Durant tout le règne de Louis XIII, alors que se jouait le destin du pays, le cardinal Richelieu œuvra toujours dans le sens du renforcement du royaume. Celui-ci estimait que la prospérité générale résidait dans le développement économique intérieur. Celui-ci devait être axé sur une production de qualité, l’accroissement des exportations de produits manufacturés, la diminution des importations et l’accumulation d’or et d’argent provenant des recettes commerciales.

Richelieu, encouragea les manufactures de draps, de verre, de miroirs pour concurrencer les produits étrangers. Convaincu de la nécessité d’un empire des mers, il poussa à la formation de compagnies commerciales, la Compagnie du Morbihan, celle de Nouvelle-France, celle des îles d’Amérique et à l’implantation d’établissements au Canada, aidant cette région et celle du Québec à leur expansion.

Richelieu, savait qu’il ne pouvait y avoir de politique de grandeur à l’extérieur, sans l’existence d’une puissante flotte de guerre. Aussi, sous sa direction, il lança un effort très important de construction navale, avec l’objectif de détenir la maîtrise des mers et des convois. En 1642, pourtant parti de loin, la France alignait 60 vaisseaux de ligne et 22 galères.

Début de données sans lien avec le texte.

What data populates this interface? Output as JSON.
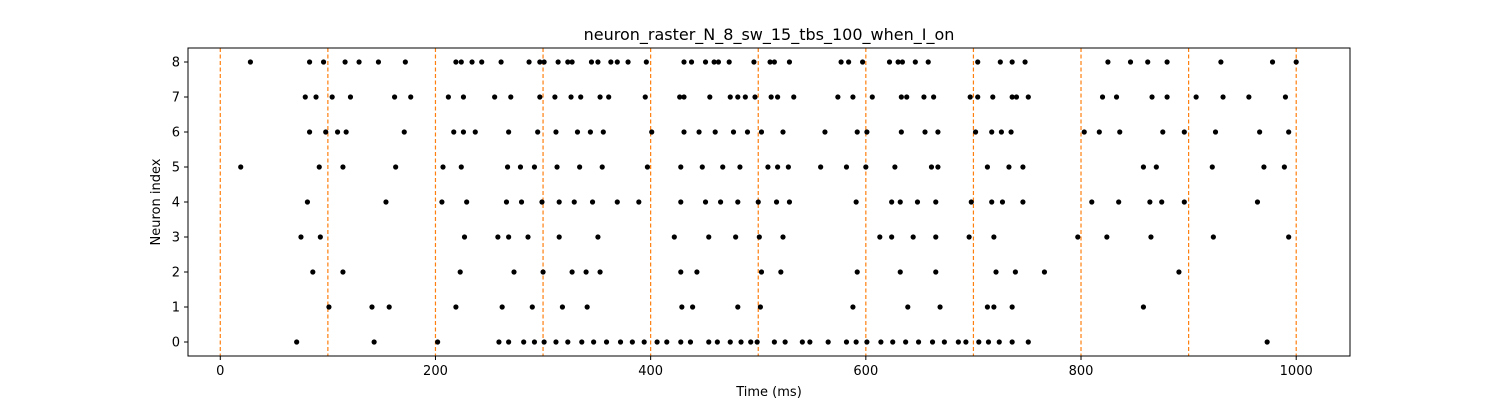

À la mort de Richelieu, la France était devenue la troisième puissance navale d’Occident, derrière l’Angleterre et les Provinces-Unies des Pays-Bas.

4.3 Le renouveau religieux et culturel

Après l’épisode désastreux des guerres de religion, la mise en place de la Contre-réforme catholique fut une lame de fond à la fois théologique, catéchétique et missionnaire. De nombreuses régions étaient devenues terre de mission et de reconquête pour l’Église catholique. Des prédicateurs parcoururent les provinces et les pèlerinages se succédaient.

Face au protestantisme, qui commençait à se replier sur lui-même, le renouveau du catholicisme était évident et ne tarda pas à influencer la sphère politique.

Parallèlement, était né un nouveau courant, issu de la « réformation catholique » le jansénisme, du nom de l’évêque d’Ypres, Cornelius Jansen, auteur de « l’Augustinus » publié en 1640.

En dehors du domaine religieux, Richelieu a joué un rôle notable en tant que protecteur des arts et des lettres. C’est à lui, que l’on doit, la nouvelle Sorbonne, la Bibliothèque (future Bibliothèque nationale), l’Imprimerie royale et le Palais-Cardinal, légué à Louis XIII, celui-ci deviendra le Palais-Royal.

En 1635, Richelieu crée l’Académie française, composée de quarante membres. Celle-ci avait pour fonctions d’établir les règles sûres de la langue française, à travers une grammaire, un dictionnaire, une rhétorique et une poétique. Les membres permanents avaient aussi, pour mission de non seulement rendre la langue élégante, de l’embellir et d’être capable de traiter tous les arts et toutes les sciences.

L’objectif politique que s’était fixé Richelieu, en créant l’Académie française, autour de la langue française, par sa codification, sa complexité, sa richesse était de mobiliser une élite cultivée, au service du rayonnement et de la gloire du royaume de France.